6. The lubricant composition according to claim 1, in which the additive or additive mixture is chosen from the group consisting of butyl hydroxy toluene, dialkyl diphenylamines, alkylated phenyl-alpha-naphthylamines, polymeric trimethyl dihydroquinoline, sulfurized fatty acid esters, diphenyl cresyl phosphate, amine-neutralized phosphates, alkylated and non-alkylated triaryl phosphates, alkylated and non-alkylated triaryl thiophosphates, zinc-dialkyl dithiophosphates, carbamates, thiocarbamates, zinc-dithiocarbamates, dimercaptothiadiazole, succinic acid semi-ester, calcium sulfonates, benzotriazole derivatives, K-pentaborates, Na-thiosulfates, and Na-pyrophosphates.

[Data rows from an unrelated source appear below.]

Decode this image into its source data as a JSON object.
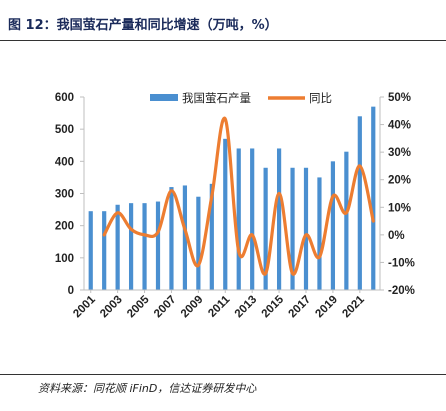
{
  "title": "图 12：我国萤石产量和同比增速（万吨，%）",
  "source": "资料来源：同花顺 iFinD，信达证券研发中心",
  "colors": {
    "bar": "#4a8fd0",
    "line": "#ed7d31",
    "title": "#1a2a5a",
    "axis": "#bfbfbf"
  },
  "chart_data": {
    "type": "bar",
    "categories": [
      "2001",
      "2002",
      "2003",
      "2004",
      "2005",
      "2006",
      "2007",
      "2008",
      "2009",
      "2010",
      "2011",
      "2012",
      "2013",
      "2014",
      "2015",
      "2016",
      "2017",
      "2018",
      "2019",
      "2020",
      "2021",
      "2022"
    ],
    "x_tick_labels": [
      "2001",
      "2003",
      "2005",
      "2007",
      "2009",
      "2011",
      "2013",
      "2015",
      "2017",
      "2019",
      "2021"
    ],
    "series": [
      {
        "name": "我国萤石产量",
        "type": "bar",
        "axis": "left",
        "values": [
          245,
          245,
          265,
          270,
          270,
          275,
          320,
          325,
          290,
          330,
          470,
          440,
          440,
          380,
          440,
          380,
          380,
          350,
          400,
          430,
          540,
          570
        ]
      },
      {
        "name": "同比",
        "type": "line",
        "axis": "right",
        "values": [
          null,
          0,
          8,
          2,
          0,
          1,
          16,
          2,
          -11,
          14,
          42,
          -6,
          0,
          -14,
          15,
          -14,
          0,
          -8,
          14,
          8,
          25,
          5
        ]
      }
    ],
    "ylim_left": [
      0,
      600
    ],
    "yticks_left": [
      0,
      100,
      200,
      300,
      400,
      500,
      600
    ],
    "ylim_right": [
      -20,
      50
    ],
    "yticks_right": [
      "-20%",
      "-10%",
      "0%",
      "10%",
      "20%",
      "30%",
      "40%",
      "50%"
    ],
    "legend": {
      "position": "top-center",
      "entries": [
        "我国萤石产量",
        "同比"
      ]
    },
    "grid": false
  }
}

7. The lubricant composition according to claim 3, in which the crude oil component is chosen from the group consisting of paraffin-based and naphthene-based mineral oils, synthetic hydrocarbons, poly-alpha olefin, poly-internal olefin, ethylene-propylene copolymers, group III oils, synthetic esters, polyalkylene glycols and alkyl aromatics, and mixtures thereof.

8. The lubricant composition according to claim 1, in which the native oil is made to react with an aromatic or aliphatic peroxide is chosen from the group consisting of 1,3-bis(tert-butylperoxy-isopropyl)benzene, 1,4-bis(tert-butylperoxy-isopropyl)benzene, dicumyl peroxide, tert-butyl cumyl peroxide, 2,5-dimethyl-2,5-di-(tert-butylperoxy)hexane, n-butyl-4,4′-di(tert-butylperoxy)valerate, 1,1′-di-(tert-butylperoxy)-3,3,5-trimethylcyclohexane, and 2,5-dimethyl-2,5-di-(tert-butylperoxy)hexane and di-tert-butyl peroxide.